The key to the highly enjoyable readability of Confessions of a Christmasaholic is that it stays well and truly within its lane without once feeling like some sort of desultory ticking of the boxes without personality, originality or a cosy sense of fun, the last a crucial element in any festive rom-com.

Gus lifted his head and saw her watching him through the window, and his expression softened. Man, how was she supposed to keep her feet on the ground, when he looked at her like she was all he wanted, the only person he needed?

What gives it extra emotional oomph though is that Wood takes the time to let us into the pasts of both Sutton and Gus without belabouring the fact that each has suffered a great deal of pain, loss and trauma and that they need each other for a fresh, healing start.

The idea of redemption is key to any festive rom-com, indeed the season itself, and you have to establish oyur lead characters as people who have attractive qualities but who very much need someone to help make up for the emotional deficiencies of days gone by.

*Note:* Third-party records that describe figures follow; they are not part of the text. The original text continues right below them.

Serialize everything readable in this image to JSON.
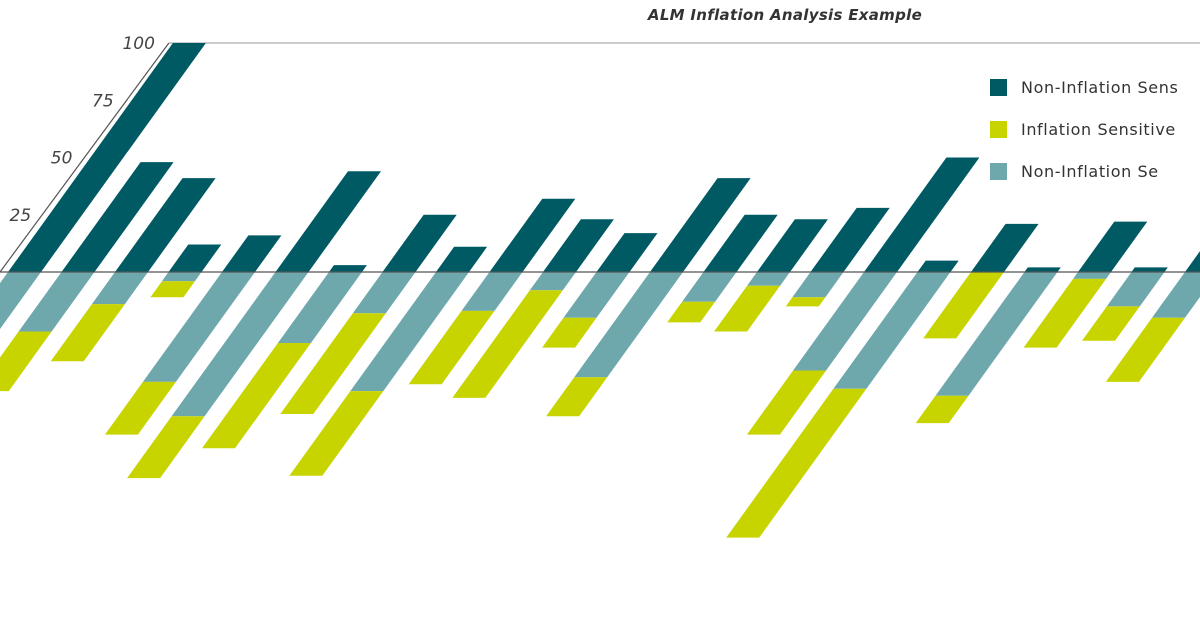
{
  "chart_data": {
    "type": "bar",
    "title": "ALM Inflation Analysis Example",
    "xlabel": "",
    "ylabel": "",
    "y_ticks": [
      25,
      50,
      75,
      100
    ],
    "ylim": [
      -135,
      100
    ],
    "stacked_below_zero": true,
    "grid": false,
    "legend_position": "top-right",
    "series": [
      {
        "name": "Non-Inflation Sens",
        "color": "#005a64",
        "values": [
          100,
          48,
          41,
          12,
          16,
          44,
          3,
          25,
          11,
          32,
          23,
          17,
          41,
          25,
          23,
          28,
          50,
          5,
          21,
          2,
          22,
          2,
          9
        ]
      },
      {
        "name": "Inflation Sensitive",
        "color": "#c8d400",
        "values": [
          -27,
          -26,
          -25,
          -7,
          -23,
          -27,
          -46,
          -44,
          -37,
          -32,
          -47,
          -13,
          -17,
          -9,
          -20,
          -4,
          -28,
          -65,
          -29,
          -12,
          -30,
          -15,
          -28
        ]
      },
      {
        "name": "Non-Inflation Se",
        "color": "#6ea8ad",
        "values": [
          -42,
          -26,
          -14,
          -4,
          -48,
          -63,
          -31,
          -18,
          -52,
          -17,
          -8,
          -20,
          -46,
          -13,
          -6,
          -11,
          -43,
          -51,
          0,
          -54,
          -3,
          -15,
          -20
        ]
      }
    ]
  }
}
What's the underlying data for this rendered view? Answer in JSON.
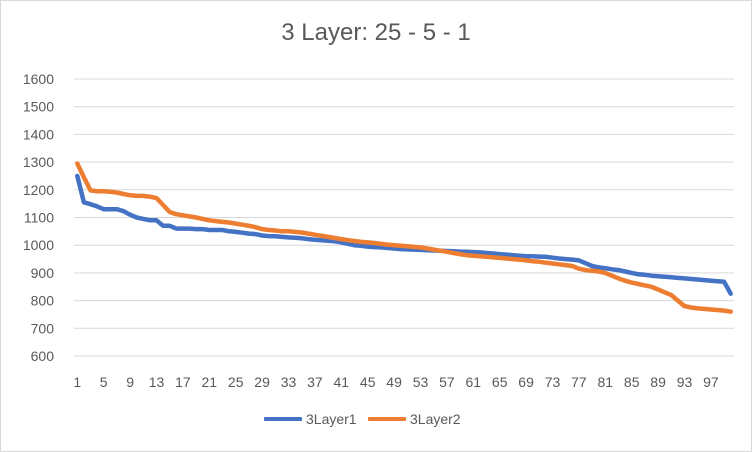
{
  "chart_data": {
    "type": "line",
    "title": "3 Layer: 25 - 5 - 1",
    "xlabel": "",
    "ylabel": "",
    "ylim": [
      600,
      1600
    ],
    "ytick_step": 100,
    "x_tick_labels": [
      "1",
      "5",
      "9",
      "13",
      "17",
      "21",
      "25",
      "29",
      "33",
      "37",
      "41",
      "45",
      "49",
      "53",
      "57",
      "61",
      "65",
      "69",
      "73",
      "77",
      "81",
      "85",
      "89",
      "93",
      "97"
    ],
    "grid": "horizontal",
    "legend_position": "bottom",
    "series": [
      {
        "name": "3Layer1",
        "color": "#4472C4",
        "values": [
          1250,
          1155,
          1148,
          1140,
          1130,
          1130,
          1130,
          1123,
          1110,
          1100,
          1095,
          1090,
          1090,
          1070,
          1070,
          1060,
          1060,
          1060,
          1058,
          1058,
          1055,
          1055,
          1055,
          1050,
          1048,
          1045,
          1042,
          1040,
          1035,
          1033,
          1032,
          1030,
          1028,
          1027,
          1025,
          1022,
          1020,
          1018,
          1016,
          1014,
          1010,
          1005,
          1000,
          998,
          995,
          993,
          992,
          990,
          988,
          986,
          985,
          984,
          983,
          982,
          981,
          980,
          979,
          978,
          977,
          976,
          975,
          974,
          972,
          970,
          968,
          966,
          964,
          962,
          960,
          960,
          959,
          958,
          955,
          952,
          950,
          948,
          945,
          935,
          925,
          920,
          917,
          913,
          910,
          905,
          900,
          895,
          893,
          890,
          888,
          886,
          884,
          882,
          880,
          878,
          876,
          874,
          872,
          870,
          868,
          825
        ]
      },
      {
        "name": "3Layer2",
        "color": "#ED7D31",
        "values": [
          1295,
          1245,
          1198,
          1195,
          1195,
          1193,
          1190,
          1185,
          1180,
          1178,
          1178,
          1175,
          1170,
          1145,
          1120,
          1112,
          1108,
          1104,
          1100,
          1095,
          1090,
          1087,
          1084,
          1082,
          1078,
          1074,
          1070,
          1065,
          1058,
          1055,
          1053,
          1050,
          1050,
          1048,
          1046,
          1042,
          1038,
          1034,
          1030,
          1026,
          1022,
          1018,
          1015,
          1012,
          1010,
          1008,
          1005,
          1002,
          1000,
          998,
          996,
          994,
          992,
          988,
          984,
          980,
          976,
          972,
          968,
          964,
          962,
          960,
          958,
          956,
          954,
          952,
          950,
          948,
          945,
          942,
          940,
          937,
          934,
          931,
          928,
          925,
          915,
          910,
          908,
          905,
          900,
          890,
          880,
          872,
          865,
          860,
          855,
          850,
          840,
          830,
          820,
          800,
          780,
          775,
          772,
          770,
          768,
          766,
          764,
          760
        ]
      }
    ]
  }
}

Wood does this very well, so much so that when Sutton and Gus inevitably draw closer together and the sparks start flying, you are rooting for them to find all the things they lacked in the past in what is sure to be a bright and promising future.

But even here, Wood does a little zig when you might be expecting a zg, and while the expected happy ending, soaked in the promise and wonder of the season, does indeed happen, it’s not at the expense of Sutton’s big dreams nor Gus’s need for some sort of dramtic reinvention.

So, yes they find love, and at Christmas too, but they also keep their innate individual humanity too, which is especially important for Sutton who might find love but who doesn’t necessarily want or need rescuing.

Confessions of a Christmasaholic is a fitting, spicy Christmas joy that more than justifies its occupation of the festive rom-com genre but which has some fun with it and doses its immersively lovely and highly romantic with the kind of grounded humanity which ensures we get our Christmas magic but with a nice dose of real world merry and brightness too.